ANKARA (Reuters) - A U.S. consulate employee in Istanbul was arrested on charges of links to a cleric blamed for last year’s failed coup, Turkish authorities said on Thursday, a move condemned by Washington as baseless and damaging to ties between the NATO allies.
President Tayyip Erdogan’s spokesman said the locally-recruited consulate worker had been in contact with Adil Oksuz, a theology professor dubbed the “imam of the air force” for his alleged close links to coup plotters high up in the military.
“The arrested U.S. consulate worker was found to have had frequent communication with the FETO suspect Adil Oksuz,” Ibrahim Kalin told reporters, using Erdogan’s acronym for the network of U.S.-based cleric Fethullah Gulen that Erdogan accuses of engineering the coup attempt.
The U.S. Embassy in Ankara said it was deeply disturbed by the arrest of the locally employed staff member.
“Baseless, anonymous allegations against our employees undermine and devalue (the) longstanding partnership” between the United States and Turkey, the embassy said in a statement.
Turkey’s Foreign Ministry said the arrested individual was not on the official list of registered personnel for the U.S. consulate and therefore had no diplomatic or consular immunity.
U.S.-Turkish tensions have risen over U.S. military support for Kurdish YPG fighters in Syria, considered by Ankara to be an extension of the banned PKK which has waged an insurgency for three decades in southeast Turkey.
Turkey has also pressed, so far in vain, for the United States to extradite Gulen over the July 2016 putsch, in which more than 240 people were killed. Gulen denies any involvement.
Authorities say Oksuz, the theology professor, helped orchestrate the bombing of parliament by rogue air force pilots during the coup bid.
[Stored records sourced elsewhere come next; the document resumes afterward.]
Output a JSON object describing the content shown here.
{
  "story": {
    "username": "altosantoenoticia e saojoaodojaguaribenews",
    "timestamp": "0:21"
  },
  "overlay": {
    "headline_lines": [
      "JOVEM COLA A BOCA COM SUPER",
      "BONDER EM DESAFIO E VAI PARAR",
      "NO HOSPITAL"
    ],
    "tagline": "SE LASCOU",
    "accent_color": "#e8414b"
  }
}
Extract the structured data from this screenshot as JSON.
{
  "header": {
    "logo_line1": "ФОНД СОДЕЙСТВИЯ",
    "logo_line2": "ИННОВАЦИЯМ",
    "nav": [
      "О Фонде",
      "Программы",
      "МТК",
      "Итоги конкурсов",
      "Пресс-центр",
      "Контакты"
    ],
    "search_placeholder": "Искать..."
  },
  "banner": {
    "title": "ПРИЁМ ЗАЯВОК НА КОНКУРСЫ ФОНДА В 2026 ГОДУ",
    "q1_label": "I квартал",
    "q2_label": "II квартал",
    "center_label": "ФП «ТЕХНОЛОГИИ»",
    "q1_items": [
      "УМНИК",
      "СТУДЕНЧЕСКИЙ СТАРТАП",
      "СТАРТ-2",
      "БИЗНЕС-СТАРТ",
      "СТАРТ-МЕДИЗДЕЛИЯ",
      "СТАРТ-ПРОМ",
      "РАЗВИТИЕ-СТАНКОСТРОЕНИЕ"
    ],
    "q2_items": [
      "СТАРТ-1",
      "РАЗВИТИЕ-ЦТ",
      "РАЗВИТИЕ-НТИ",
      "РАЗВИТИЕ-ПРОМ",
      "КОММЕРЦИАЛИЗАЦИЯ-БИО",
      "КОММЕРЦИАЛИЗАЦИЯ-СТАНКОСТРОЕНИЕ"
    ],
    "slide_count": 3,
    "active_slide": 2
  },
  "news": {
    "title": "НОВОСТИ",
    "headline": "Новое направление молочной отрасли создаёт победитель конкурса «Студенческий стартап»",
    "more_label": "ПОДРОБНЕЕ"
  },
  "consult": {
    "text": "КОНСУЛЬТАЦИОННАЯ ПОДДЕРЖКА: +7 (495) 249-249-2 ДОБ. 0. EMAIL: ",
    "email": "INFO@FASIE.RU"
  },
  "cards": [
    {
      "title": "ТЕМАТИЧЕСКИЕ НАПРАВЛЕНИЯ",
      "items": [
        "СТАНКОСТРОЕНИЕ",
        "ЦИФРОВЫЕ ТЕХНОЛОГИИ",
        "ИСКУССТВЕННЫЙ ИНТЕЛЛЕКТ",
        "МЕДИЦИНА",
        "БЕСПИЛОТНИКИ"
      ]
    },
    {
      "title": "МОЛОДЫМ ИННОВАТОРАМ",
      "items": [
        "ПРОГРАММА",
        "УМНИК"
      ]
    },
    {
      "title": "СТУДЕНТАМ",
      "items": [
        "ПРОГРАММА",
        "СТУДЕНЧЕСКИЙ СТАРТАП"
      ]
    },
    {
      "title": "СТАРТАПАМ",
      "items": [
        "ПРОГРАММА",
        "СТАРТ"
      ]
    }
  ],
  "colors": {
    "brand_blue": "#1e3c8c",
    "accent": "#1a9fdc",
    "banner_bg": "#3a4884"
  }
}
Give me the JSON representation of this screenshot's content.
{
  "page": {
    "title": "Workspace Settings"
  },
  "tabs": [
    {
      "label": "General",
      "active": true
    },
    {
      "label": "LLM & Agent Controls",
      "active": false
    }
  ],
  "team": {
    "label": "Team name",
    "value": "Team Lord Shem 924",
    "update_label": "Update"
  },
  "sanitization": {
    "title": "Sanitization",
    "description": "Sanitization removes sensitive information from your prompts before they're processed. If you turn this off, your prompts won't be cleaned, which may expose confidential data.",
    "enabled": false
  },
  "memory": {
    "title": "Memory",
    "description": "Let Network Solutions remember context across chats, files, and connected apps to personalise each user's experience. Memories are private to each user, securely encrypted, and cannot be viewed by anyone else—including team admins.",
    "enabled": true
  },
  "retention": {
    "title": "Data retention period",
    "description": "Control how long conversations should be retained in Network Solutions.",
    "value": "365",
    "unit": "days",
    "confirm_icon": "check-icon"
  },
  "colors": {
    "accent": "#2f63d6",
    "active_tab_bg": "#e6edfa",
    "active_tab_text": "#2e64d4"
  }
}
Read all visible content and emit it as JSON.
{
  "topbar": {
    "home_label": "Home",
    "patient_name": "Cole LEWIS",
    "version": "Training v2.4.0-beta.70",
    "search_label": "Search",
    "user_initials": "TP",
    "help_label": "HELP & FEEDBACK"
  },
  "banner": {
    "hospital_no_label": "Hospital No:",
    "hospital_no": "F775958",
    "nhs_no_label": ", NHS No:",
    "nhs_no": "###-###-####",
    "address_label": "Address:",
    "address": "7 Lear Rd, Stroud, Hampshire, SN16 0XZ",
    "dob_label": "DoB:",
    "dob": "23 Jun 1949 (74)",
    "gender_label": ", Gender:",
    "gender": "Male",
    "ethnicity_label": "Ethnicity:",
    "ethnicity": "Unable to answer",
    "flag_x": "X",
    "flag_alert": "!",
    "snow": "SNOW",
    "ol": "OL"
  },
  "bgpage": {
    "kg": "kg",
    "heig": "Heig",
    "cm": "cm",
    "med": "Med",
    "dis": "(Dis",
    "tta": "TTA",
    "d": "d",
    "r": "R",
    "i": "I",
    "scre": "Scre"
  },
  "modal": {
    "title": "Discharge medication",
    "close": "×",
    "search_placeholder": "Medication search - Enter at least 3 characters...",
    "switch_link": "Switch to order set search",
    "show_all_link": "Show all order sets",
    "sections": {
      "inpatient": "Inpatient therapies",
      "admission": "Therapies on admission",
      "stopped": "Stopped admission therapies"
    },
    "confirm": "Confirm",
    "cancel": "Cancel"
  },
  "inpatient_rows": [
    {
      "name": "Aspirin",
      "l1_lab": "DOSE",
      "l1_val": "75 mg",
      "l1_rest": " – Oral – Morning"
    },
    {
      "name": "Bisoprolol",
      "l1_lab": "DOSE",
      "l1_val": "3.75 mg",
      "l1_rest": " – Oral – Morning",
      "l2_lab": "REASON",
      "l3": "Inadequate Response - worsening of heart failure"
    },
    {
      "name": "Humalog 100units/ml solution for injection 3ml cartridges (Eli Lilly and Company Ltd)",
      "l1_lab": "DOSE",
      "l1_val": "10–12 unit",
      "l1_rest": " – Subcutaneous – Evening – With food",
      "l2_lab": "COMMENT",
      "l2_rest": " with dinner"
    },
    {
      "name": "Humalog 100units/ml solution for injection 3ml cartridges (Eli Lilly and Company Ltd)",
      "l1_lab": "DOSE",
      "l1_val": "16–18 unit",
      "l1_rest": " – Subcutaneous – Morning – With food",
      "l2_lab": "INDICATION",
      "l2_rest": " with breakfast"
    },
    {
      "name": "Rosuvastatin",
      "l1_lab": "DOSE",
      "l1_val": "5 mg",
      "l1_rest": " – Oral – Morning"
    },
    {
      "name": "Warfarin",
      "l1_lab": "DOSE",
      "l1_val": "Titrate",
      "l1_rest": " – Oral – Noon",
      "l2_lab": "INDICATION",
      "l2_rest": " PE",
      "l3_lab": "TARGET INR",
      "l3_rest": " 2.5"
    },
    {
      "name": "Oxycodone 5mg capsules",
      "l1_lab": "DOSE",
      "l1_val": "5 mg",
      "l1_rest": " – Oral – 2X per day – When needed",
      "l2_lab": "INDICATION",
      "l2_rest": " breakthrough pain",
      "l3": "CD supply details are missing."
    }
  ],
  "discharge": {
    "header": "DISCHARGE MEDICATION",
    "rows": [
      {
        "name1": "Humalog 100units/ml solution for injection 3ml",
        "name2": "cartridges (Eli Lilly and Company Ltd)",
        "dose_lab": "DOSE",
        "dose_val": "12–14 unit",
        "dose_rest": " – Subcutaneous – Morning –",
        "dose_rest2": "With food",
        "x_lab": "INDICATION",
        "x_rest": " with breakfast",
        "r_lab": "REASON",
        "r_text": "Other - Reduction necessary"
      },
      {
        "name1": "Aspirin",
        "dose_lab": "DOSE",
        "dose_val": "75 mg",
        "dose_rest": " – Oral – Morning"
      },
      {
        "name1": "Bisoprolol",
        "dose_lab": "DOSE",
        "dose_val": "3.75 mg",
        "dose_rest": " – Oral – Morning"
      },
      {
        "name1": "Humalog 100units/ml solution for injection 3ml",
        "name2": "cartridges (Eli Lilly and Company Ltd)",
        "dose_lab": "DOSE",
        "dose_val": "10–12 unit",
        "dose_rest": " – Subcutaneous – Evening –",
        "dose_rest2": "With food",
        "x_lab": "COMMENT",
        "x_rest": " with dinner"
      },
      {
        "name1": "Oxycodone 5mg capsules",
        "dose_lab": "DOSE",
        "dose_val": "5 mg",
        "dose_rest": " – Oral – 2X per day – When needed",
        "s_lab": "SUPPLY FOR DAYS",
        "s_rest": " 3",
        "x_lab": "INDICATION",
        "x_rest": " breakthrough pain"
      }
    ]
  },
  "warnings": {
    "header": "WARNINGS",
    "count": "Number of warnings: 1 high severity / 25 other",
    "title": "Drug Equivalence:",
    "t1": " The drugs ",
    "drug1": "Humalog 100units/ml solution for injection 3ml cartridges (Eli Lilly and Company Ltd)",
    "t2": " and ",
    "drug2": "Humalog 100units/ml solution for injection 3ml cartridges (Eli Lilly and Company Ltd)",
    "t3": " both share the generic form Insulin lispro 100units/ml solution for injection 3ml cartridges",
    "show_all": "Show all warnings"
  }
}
He was detained near an Ankara air base hours after the coup was put down, only to be released by a judge two days later. He has been on the run since.
The state-run Anadolu news agency identified the consulate employee as a male Turkish citizen and said he was arrested late Wednesday on charges of espionage and attempts to damage the constitutional order and Turkey’s government.
Since the coup attempt, more than 50,000 people have been jailed pending trial over alleged links to Gulen, while 150,000 people have been sacked or suspended from jobs in the public and private sectors.
Human rights groups and some of Turkey’s Western allies have voiced concern about the crackdown, fearing Erdogan is using the coup as a pretext to quash dissent.
The government says only such a purge could neutralize the threat represented by Gulen’s network, which it says deeply infiltrated institutions such as the army, schools and courts.
Friction with the United States has also arisen from the indictment last month by a U.S. court of Turkey’s former economy minister Zafer Caglayan.
Caglayan and the ex-head of a state-owned Turkish bank were charged with conspiring to violate U.S. sanctions on Iran by illegally moving hundreds of millions of dollars through the U.S. financial system on Tehran’s behalf.
Turkey says Caglayan acted within international law and that charges against him amounted to a coup attempt through American courts.